In the last week, the New York City subway system has suffered a couple major delays during peak hours. On Wednesday morning, it was the L train.

Later that afternoon, it was the M train.

Judging from the tweets, what’s worse than having train delays is not knowing when and where they occur. While goodservice.io is pretty good at detecting abnormal headways due to bunching or service after residual delays, it did not do a very good job at detecting delays as they were happening.

A lot of times when you see this, it’s already too late.

In my previous post, I explained how goodservice.io uses countdown clock data (i.e. GTFS-RT) as provided publicly by the MTA, to figure out train headways. What if we use the same information to figure out if trains are not moving?

To illustrate what I mean, remember that goodservice.io uses the differences in estimated arrival times to figure out the headway between each train.

Visual of how goodservice.io calculates headways. Times and trains for illustration purposes only, not to scale.

Using this same information, we can deduce that there’s a delay if the train arrival times keep moving forward.

Estimated arrival times of each train gradually postpone when delays occur.

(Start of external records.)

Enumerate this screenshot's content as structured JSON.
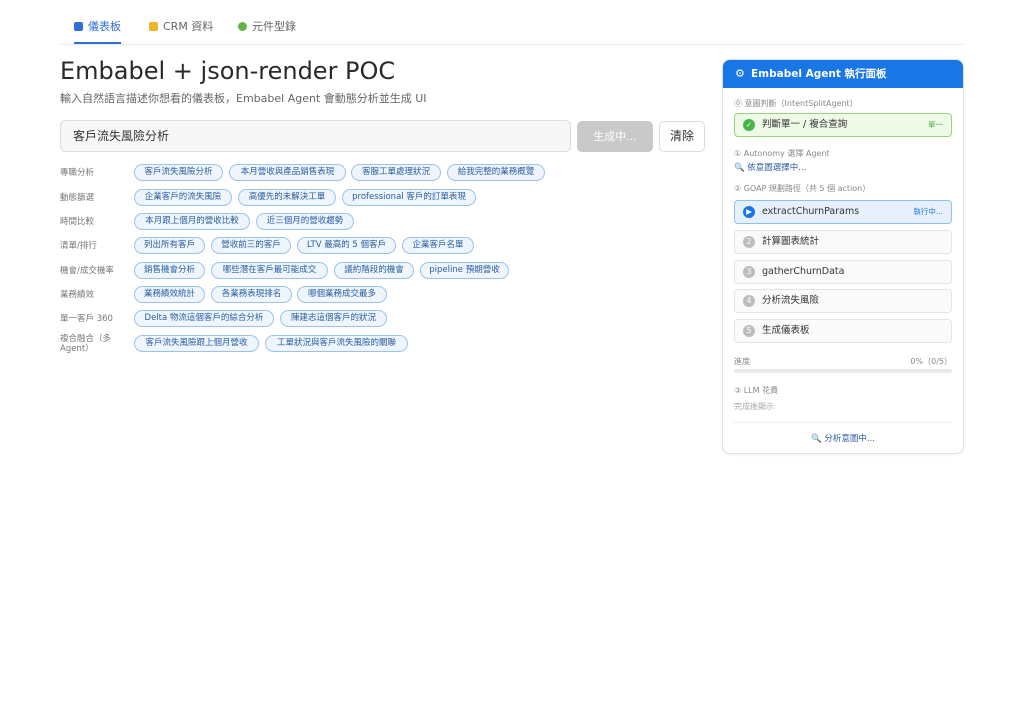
{
  "tabs": [
    {
      "label": "儀表板",
      "icon": "bar-chart-icon",
      "color": "#2f6fd6"
    },
    {
      "label": "CRM 資料",
      "icon": "folder-icon",
      "color": "#f0b429"
    },
    {
      "label": "元件型錄",
      "icon": "puzzle-icon",
      "color": "#62b347"
    }
  ],
  "header": {
    "title": "Embabel + json-render POC",
    "subtitle": "輸入自然語言描述你想看的儀表板，Embabel Agent 會動態分析並生成 UI"
  },
  "query": {
    "value": "客戶流失風險分析",
    "generate_label": "生成中...",
    "clear_label": "清除"
  },
  "suggestions": [
    {
      "category": "專職分析",
      "chips": [
        "客戶流失風險分析",
        "本月營收與產品銷售表現",
        "客服工單處理狀況",
        "給我完整的業務概覽"
      ]
    },
    {
      "category": "動態篩選",
      "chips": [
        "企業客戶的流失風險",
        "高優先的未解決工單",
        "professional 客戶的訂單表現"
      ]
    },
    {
      "category": "時間比較",
      "chips": [
        "本月跟上個月的營收比較",
        "近三個月的營收趨勢"
      ]
    },
    {
      "category": "清單/排行",
      "chips": [
        "列出所有客戶",
        "營收前三的客戶",
        "LTV 最高的 5 個客戶",
        "企業客戶名單"
      ]
    },
    {
      "category": "機會/成交機率",
      "chips": [
        "銷售機會分析",
        "哪些潛在客戶最可能成交",
        "議約階段的機會",
        "pipeline 預期營收"
      ]
    },
    {
      "category": "業務績效",
      "chips": [
        "業務績效統計",
        "各業務表現排名",
        "哪個業務成交最多"
      ]
    },
    {
      "category": "單一客戶 360",
      "chips": [
        "Delta 物流這個客戶的綜合分析",
        "陳建志這個客戶的狀況"
      ]
    },
    {
      "category": "複合融合（多 Agent）",
      "chips": [
        "客戶流失風險跟上個月營收",
        "工單狀況與客戶流失風險的關聯"
      ]
    }
  ],
  "panel": {
    "title": "Embabel Agent 執行面板",
    "intent_section": "⓪ 意圖判斷（IntentSplitAgent）",
    "intent_box": {
      "label": "判斷單一 / 複合查詢",
      "status": "單一"
    },
    "autonomy_section": "① Autonomy 選擇 Agent",
    "autonomy_link": "依意圖選擇中...",
    "goap_section": "② GOAP 規劃路徑（共 5 個 action）",
    "steps": [
      {
        "num": "▶",
        "label": "extractChurnParams",
        "status": "執行中...",
        "state": "active"
      },
      {
        "num": "2",
        "label": "計算圖表統計",
        "status": "",
        "state": "pending"
      },
      {
        "num": "3",
        "label": "gatherChurnData",
        "status": "",
        "state": "pending"
      },
      {
        "num": "4",
        "label": "分析流失風險",
        "status": "",
        "state": "pending"
      },
      {
        "num": "5",
        "label": "生成儀表板",
        "status": "",
        "state": "pending"
      }
    ],
    "progress_label": "進度",
    "progress_text": "0%（0/5）",
    "progress_value": 0,
    "llm_section": "③ LLM 花費",
    "llm_note": "完成後顯示",
    "footer_status": "分析意圖中..."
  }
}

Now, we keep track of the train that is at the front of each line and if the current estimated arrival time for that train to arrive at the final station exceeds 5 minutes of its initial estimate, then we flag it as a delay.

Putting this code into action, I have been testing this feature for the last week. Yesterday, it was able to catch a delay on the Culver line, affecting the F and G trains.

Notice the small type + 15, which indicate how long the train has been delayed. It is shown separately from the detected headway as it is a different metric.
These screenshots were taken on Monday, October 8, 2018 at 11:49am. So the delay was detected on the F at around 11:38am, and 11:45am for the G.

I was able to detect this delay five minutes before it was post on the MTA website.

This feature not only detects stalled trains, but also when trains are running slower than normal. Either scenario would result in the estimated arrival time being pushed back. By being more proactive about delays, we can plan our trips better.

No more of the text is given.